Forcibly close other connections #

Recently, however, I ran into a testing scenario where connection pooling had to be turned on. When you turn on connection pooling, however, the above DROP DATABASE statement fails because at least one connection from the pool is still connected to the database.

To solve that issue, I forcibly close other connections during teardown:

IF EXISTS (SELECT name
    FROM master.dbo.sysdatabases
    WHERE name = N'Booking')

BEGIN
    -- This closes existing connections:
    ALTER DATABASE [Booking]
    SET SINGLE_USER WITH ROLLBACK IMMEDIATE

    DROP DATABASE [Booking]
END

Surprisingly, turning on connection pooling like this makes the integration tests slower. I suppose it's because throwing other connections off the database involves a bit of negotiation between the server and the clients, and that takes some time.

While slower, it does enable you to run the integration tests with connection pooling turned on. When you need it, you need it.

Summary #

You can run integration tests against a SQL Server Express database. People do it in various ways, but I've found that setting up and tearing down a pristine database for each test case is a robust and maintainable solution to the problem.

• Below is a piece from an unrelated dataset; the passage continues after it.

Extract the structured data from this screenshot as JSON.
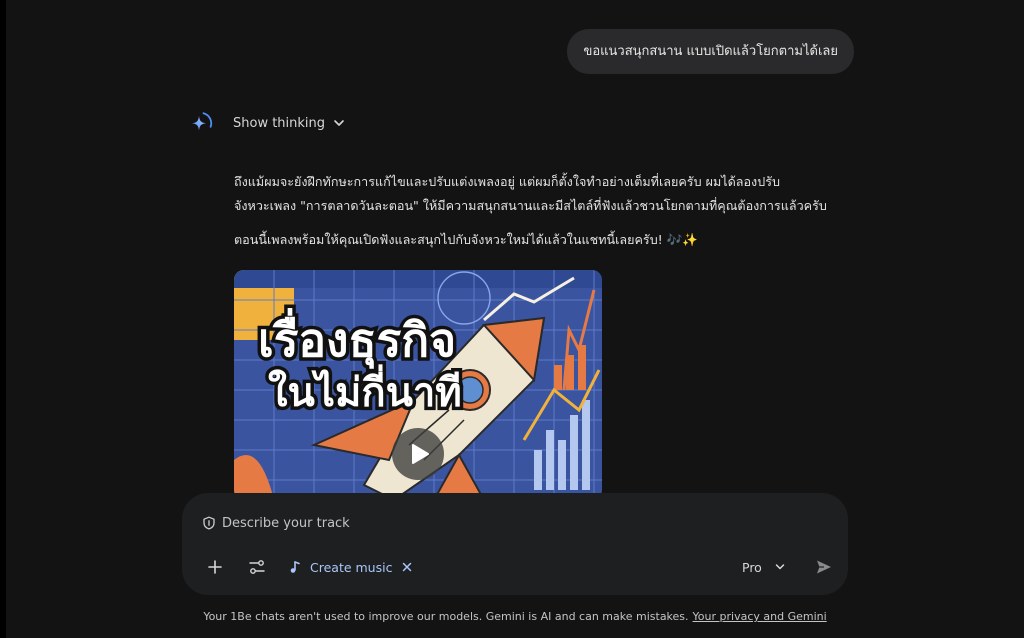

SQL Server will not, however, allow you to delete a database if other connections exist. The easiest and fastest solution to that problem is to turn off connection pooling.

Sometimes, you can't do that, so instead, you can expand your database teardown script so that it closes existing connections before it deletes the database.


Comments

This sounds like a great approach. I have been on projects with tests that involved the database, but none of them were designed as well as this. I will be sure to come back to this post when we add a database to my current project.

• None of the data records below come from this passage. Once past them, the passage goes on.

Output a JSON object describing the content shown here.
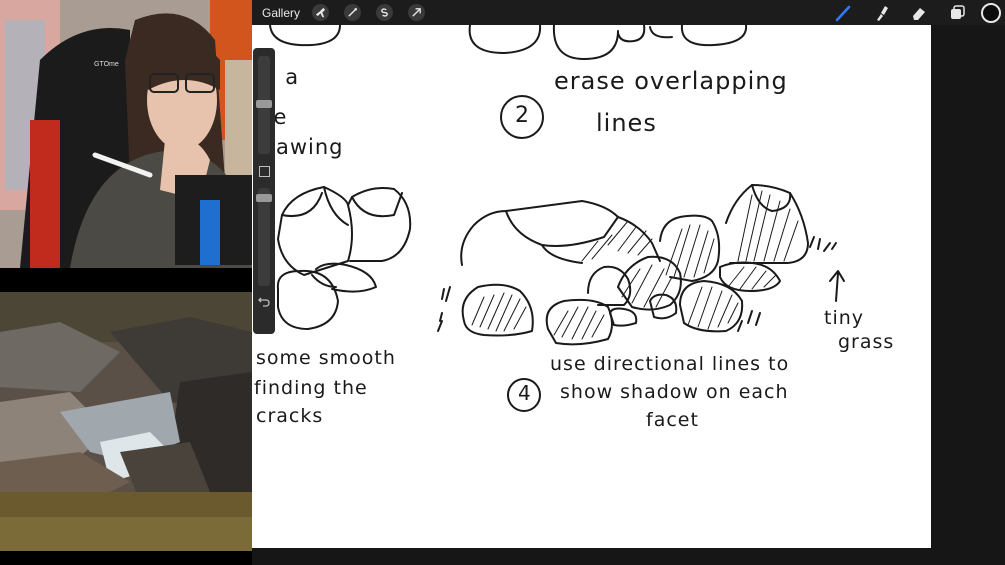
{
  "toolbar": {
    "gallery_label": "Gallery",
    "left_tools": [
      {
        "name": "wrench-icon"
      },
      {
        "name": "magic-wand-icon"
      },
      {
        "name": "selection-icon"
      },
      {
        "name": "transform-arrow-icon"
      }
    ],
    "right_tools": [
      {
        "name": "brush-icon",
        "color": "#2f7bf5"
      },
      {
        "name": "smudge-icon"
      },
      {
        "name": "eraser-icon"
      },
      {
        "name": "layers-icon"
      }
    ],
    "active_color": "#0d0d0d"
  },
  "canvas": {
    "notes": {
      "left_1": "th a",
      "left_2": "me",
      "left_3": "drawing",
      "step2_number": "2",
      "step2_line1": "erase overlapping",
      "step2_line2": "lines",
      "left_4": "some smooth",
      "left_5": "finding the",
      "left_6": "cracks",
      "step4_number": "4",
      "step4_line1": "use directional lines to",
      "step4_line2": "show shadow on each",
      "step4_line3": "facet",
      "grass_1": "tiny",
      "grass_2": "grass"
    }
  }
}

My understanding is that SQL Server Express and LocalDB are not the same thing. Are you using SQL Server Express or LocalDB? Do you prefer one over the other for this database testing approach of yours?

2020-07-25 19:58 UTC

Tyson, thank you for writing. It's not really my area of expertise. I use the one bundled with Visual Studio, so I suppose that's actually LocalDB, and not SQL Server Express.